Restons vigilants à ce que le peuple tunisien qui a osé se révolter et chasser les mafieux du pouvoir ne se fasse pas voler sa victoire par les islamistes comme en Iran. Et en particulier surveillons les forces réactionnaires françaises qui ont déjà montré de quel côté elles se trouvaient.

Bruno Bergman 20 janvier 2011 à 18 h 23 min

Donc si je suis bien, en Amérique Latine : Nada, R.A.S. ?
On ne peut pas regarder du coté du PGE et du coté de Chavez … c’est antinomique … et ça provoque ce genre “d’oubli” … lamentable …
C’est que Chavez c’est le courage, la détermination et le dévouement pour son Peuple, tandis que le PGE n’est que compromissions et alliances de bas étages avec les socio-libéraux de tous poils, et donc trahison de notre Peuple et de tous les Peuples Européens.
Bravo le PCF !
Encore quelques marches et vous y êtes : Mélenchon récupèrera les murs et partagera l’électorat avec …!

Dominique 20 janvier 2011 à 18 h 24 min

Le 20 / 1

J’ai lu votre appréciation sur les événements de Tunisie avec un très grand intérêt et avec la joie d’y retrouver le grand souffle qui anime l’esprit, le cœur et l’âme des communistes.

J’en suis d’autant plus heureux que les faits rapportés par les médias “occidentaux”, par “l’opinion internationale” — kekcékeça ? — m’ont mille fois, dix mille fois ulcéré.

Et que dire de leurs commentaires, sinon qu’ils sont révélateurs ! Je m’en tiendrai à deux exemples.
Laurent Joffrin d’abord. “La révolte de la liberté des Tunisiens est en vérité une Révolution. Comme la France en 1830, la Tunisie connaît sa Révolution. Elle fait indéniablement penser au fameux tableau d’Eugène Delacroix “La Liberté guidant le peuple” et célébrant “Les Trois Glorieuses” où l’on voit des étudiants et des Gavroches accompagnant la Liberté …” Il parle de la Révolution, mais fait référence à celle de 1830 pardi.
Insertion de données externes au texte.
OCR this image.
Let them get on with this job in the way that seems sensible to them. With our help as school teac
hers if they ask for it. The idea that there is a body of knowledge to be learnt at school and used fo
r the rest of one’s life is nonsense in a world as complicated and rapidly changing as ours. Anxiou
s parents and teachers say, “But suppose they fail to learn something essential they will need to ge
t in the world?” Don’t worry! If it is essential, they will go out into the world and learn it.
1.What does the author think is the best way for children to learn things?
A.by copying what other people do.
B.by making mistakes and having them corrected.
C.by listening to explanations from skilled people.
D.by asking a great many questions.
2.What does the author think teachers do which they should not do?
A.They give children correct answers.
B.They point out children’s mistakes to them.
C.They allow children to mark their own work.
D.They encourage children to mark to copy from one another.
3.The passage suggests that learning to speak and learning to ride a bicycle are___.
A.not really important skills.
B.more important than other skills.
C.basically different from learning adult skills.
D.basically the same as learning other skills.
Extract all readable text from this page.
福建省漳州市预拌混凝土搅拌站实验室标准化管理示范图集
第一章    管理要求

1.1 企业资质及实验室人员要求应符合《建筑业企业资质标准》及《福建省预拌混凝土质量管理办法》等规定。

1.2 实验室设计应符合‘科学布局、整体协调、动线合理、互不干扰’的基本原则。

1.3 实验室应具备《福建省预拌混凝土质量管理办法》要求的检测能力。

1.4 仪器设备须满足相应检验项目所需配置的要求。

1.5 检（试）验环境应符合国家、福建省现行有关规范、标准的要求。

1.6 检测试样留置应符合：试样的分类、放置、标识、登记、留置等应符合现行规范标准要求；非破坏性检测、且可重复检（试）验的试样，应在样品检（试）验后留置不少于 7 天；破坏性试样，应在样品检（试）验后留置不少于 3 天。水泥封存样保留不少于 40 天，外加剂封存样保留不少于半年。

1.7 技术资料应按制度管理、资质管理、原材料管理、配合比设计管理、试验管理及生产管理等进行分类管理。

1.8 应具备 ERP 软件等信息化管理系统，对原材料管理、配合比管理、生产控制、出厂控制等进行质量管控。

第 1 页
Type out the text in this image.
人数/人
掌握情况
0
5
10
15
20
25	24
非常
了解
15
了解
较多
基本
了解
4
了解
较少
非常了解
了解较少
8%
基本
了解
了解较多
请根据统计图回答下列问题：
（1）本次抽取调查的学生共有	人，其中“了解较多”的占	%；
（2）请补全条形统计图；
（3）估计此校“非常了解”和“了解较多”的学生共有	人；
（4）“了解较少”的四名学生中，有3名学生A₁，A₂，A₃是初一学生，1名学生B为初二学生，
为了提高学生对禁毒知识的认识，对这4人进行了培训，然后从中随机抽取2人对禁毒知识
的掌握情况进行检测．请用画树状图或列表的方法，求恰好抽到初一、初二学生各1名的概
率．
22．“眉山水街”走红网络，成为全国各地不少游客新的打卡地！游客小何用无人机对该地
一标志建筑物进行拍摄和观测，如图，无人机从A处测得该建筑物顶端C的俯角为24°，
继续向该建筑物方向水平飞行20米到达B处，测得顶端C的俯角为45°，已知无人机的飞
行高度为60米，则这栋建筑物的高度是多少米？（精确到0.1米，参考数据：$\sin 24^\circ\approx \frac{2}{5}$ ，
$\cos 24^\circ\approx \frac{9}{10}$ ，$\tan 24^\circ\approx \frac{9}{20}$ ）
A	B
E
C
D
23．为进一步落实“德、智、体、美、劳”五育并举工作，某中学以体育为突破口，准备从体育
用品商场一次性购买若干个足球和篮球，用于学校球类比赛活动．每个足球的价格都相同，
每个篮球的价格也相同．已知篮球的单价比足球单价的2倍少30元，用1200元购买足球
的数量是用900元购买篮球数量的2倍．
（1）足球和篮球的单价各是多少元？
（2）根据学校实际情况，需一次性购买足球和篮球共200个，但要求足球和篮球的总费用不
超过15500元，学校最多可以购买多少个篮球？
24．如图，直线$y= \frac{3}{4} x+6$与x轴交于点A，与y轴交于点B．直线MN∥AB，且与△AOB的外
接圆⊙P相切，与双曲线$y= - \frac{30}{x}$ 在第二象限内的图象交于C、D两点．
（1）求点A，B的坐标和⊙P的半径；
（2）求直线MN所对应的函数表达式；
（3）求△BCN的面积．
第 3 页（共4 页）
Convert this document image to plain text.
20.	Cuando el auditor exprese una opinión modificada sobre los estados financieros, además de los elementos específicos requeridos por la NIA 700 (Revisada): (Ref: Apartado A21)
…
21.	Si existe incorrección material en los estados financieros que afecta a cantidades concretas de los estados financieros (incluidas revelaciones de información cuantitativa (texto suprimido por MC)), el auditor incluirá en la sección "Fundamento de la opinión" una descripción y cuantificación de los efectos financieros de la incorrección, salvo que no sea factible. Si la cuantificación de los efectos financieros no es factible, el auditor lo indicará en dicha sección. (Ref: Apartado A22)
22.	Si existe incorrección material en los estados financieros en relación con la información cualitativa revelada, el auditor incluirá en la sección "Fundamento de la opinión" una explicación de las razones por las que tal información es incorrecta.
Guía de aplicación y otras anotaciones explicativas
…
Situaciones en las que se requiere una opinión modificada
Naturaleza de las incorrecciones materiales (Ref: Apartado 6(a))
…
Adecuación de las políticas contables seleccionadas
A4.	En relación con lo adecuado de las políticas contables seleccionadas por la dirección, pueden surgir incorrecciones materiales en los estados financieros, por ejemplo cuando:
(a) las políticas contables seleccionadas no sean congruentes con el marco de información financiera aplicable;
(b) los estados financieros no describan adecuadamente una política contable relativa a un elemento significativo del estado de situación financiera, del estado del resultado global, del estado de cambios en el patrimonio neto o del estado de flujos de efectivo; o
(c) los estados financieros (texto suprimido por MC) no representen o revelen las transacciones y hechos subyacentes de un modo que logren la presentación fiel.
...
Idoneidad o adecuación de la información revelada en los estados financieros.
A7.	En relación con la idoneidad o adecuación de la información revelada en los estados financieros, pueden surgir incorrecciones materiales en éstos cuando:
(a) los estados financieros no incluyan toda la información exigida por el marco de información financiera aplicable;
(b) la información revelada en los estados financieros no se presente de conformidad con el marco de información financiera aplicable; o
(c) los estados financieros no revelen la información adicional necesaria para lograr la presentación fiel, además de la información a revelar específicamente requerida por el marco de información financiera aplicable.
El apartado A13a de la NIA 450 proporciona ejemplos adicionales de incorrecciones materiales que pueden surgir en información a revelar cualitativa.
Pas à celles de 1789 ou de 1848. 1830 vit la fuite de Charles X “roi de France” et l’avènement de Louis-Philippe “roi des Français” ! Aveuglant exemple de révolution confisquée. Et puis les Trois Glorieuses font un clin d’œil aux Trente glorieuses. Car c’est bien connu. La Tunisie est prospère au point d’être désignée comme un modèle à suivre pour les autres pays d’Afrique par D. Strauss-Kahn — autre clin d’œil . C’est Ben Ali qui est à changer, non le système.
L’autre commentaire nous est donné par Alexandre Adler. Lui, assimile la révolution tunisienne à celle de 1848. Mais c’est aussitôt pour s’inquiéter car “… la Tunisie de 2010 n’a pas la chance de la France de 1848, d’avoir un Napoléon III pour prendre les choses en main.

volodia 20 janvier 2011 à 21 h 34 min

Ben Ali, le rempart contre l’Islam ? Pour lui donner raison aujourd’hui 20 Janvier, j’ai vu la une du Figaro, une photo, une table autour de laquelle des femmes Tunisiennes toutes avec un foulard islamique et des hommes, sous titre “Les Islamiques demandent des postes dans le gouvernement” alors que leur leader est toujours en exil à Londres, et qu’on ne les pas vu dans les manifestations ! La couverture de l’Express, une jeune femme avec fichu, et un gros titre de la révolution Arabe !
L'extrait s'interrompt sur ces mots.